Even these otherwise slow-witted disciples got the point. Their
friend Jesus is indeed the holy one of God. Peter’s response to this
holy moment of revelation was to try and nail it down. He wanted to build
tents. He wanted to fix this moment and control it. He didn’t really
know what to do. He was probably talking out of his fear when he said, “Let’s
put up tents.” Mark’s commentary here is great. It’s like
he’s embarrassed by Peter’s suggestion and has to explain, “He
did not know what to say, they were so frightened” (v. 6).
Then God came to them in a beautifully gracious way. A cloud
enveloped them. They knew what that meant: it was the presence of God himself.
And the only instruction given was to stop talking and just listen. Good advice.
Often we approach worship kind of like Peter went to that mountain.
We want to lock it down, analyze it, and understand it, so we can control
it. As Richard Rohr says, “We want to put our religion all up in the
head.” Some of us think of the Christian life as something to be understood
and figured out. And certainly it is intellectual, but that’s not all
it is. There are times when worship should take us beyond our ability to articulate
and understand. We sometimes need to go to the mountaintop and see a new vision
of God in His glory and majesty.
So much of our faith is practiced in dialogue (or sometimes
monologue), in analyzing and thinking. Those are not bad things, of course,
but there also needs to be those spaces in our spiritual life when we are
silenced, humbled, and driven to our knees in the presence of a holy God.
As these disciples needed the special perspective of this mountaintop moment,
so we need the perspective of these awe-struck moments in the presence of
the holy Other.
God’s desire to reveal, to show himself to us, needs to
be met by our willingness to grow quiet, awestruck, and speechless. We need
to listen. The vision of the transfigured Jesus obviously made a huge impression
upon Peter’s mind. In the second letter that bears his name he wrote
to the church years later, “We were eyewitnesses of his majesty. For
he received honor and glory from God the Father when the voice came to him
from the majestic glory, saying, ‘This is my son, whom I love; with
him I am well pleased.’ We ourselves heard this voice that came from
heaven when we were with him on the sacred mountain” (2 Peter 1:16-18).

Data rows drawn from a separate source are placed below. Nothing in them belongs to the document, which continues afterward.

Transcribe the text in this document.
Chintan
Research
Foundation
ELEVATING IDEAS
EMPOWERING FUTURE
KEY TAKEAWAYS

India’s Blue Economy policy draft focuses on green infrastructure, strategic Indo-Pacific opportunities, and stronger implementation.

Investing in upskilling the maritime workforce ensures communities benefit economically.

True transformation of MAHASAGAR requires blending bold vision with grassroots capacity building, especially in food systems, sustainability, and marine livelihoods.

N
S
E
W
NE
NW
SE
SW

We are preparing this week to enter into the season of Lent.
This is a time when, for the seven weeks leading up to Easter, we have an
opportunity to go a little speechless in our journey with Jesus.
(For the full manuscript
of this sermon go to www.preachersmagazine.org and click on “Sermons.”)
I began this message by talking about the wonder of high places.
Whether a beautiful mountaintop or the observation deck of the Sears Tower
in Chicago, high places give us a way of seeing the world that is unusual
and important. The Scriptures speak regularly of mountains as places of revelation.
Abraham, Moses, Elijah and many others could speak about the wonder of meeting
God on the mountain.
But the critical feature of this text seems not only to reside
in its obvious intent to reveal Jesus as the divine Son of God but in the
response of these disciples. Even in a holy moment like this our temptation
is to nail it down as Peter tried to do. The call is to stop and listen. That’s
a good idea for this last Sunday prior to the beginning of Lent.
Lent is a time for repentance. Perhaps one of the most important kinds of
repentance for us would be to repent from the noise of sensory overload of
our culture. It’s a time for contemplation, taking stock, and going
deeper. A significant challenge of this sermon may be to call the people to
some special times and some regular times of shutting out the noise. Call
the people to wait in the presence of God.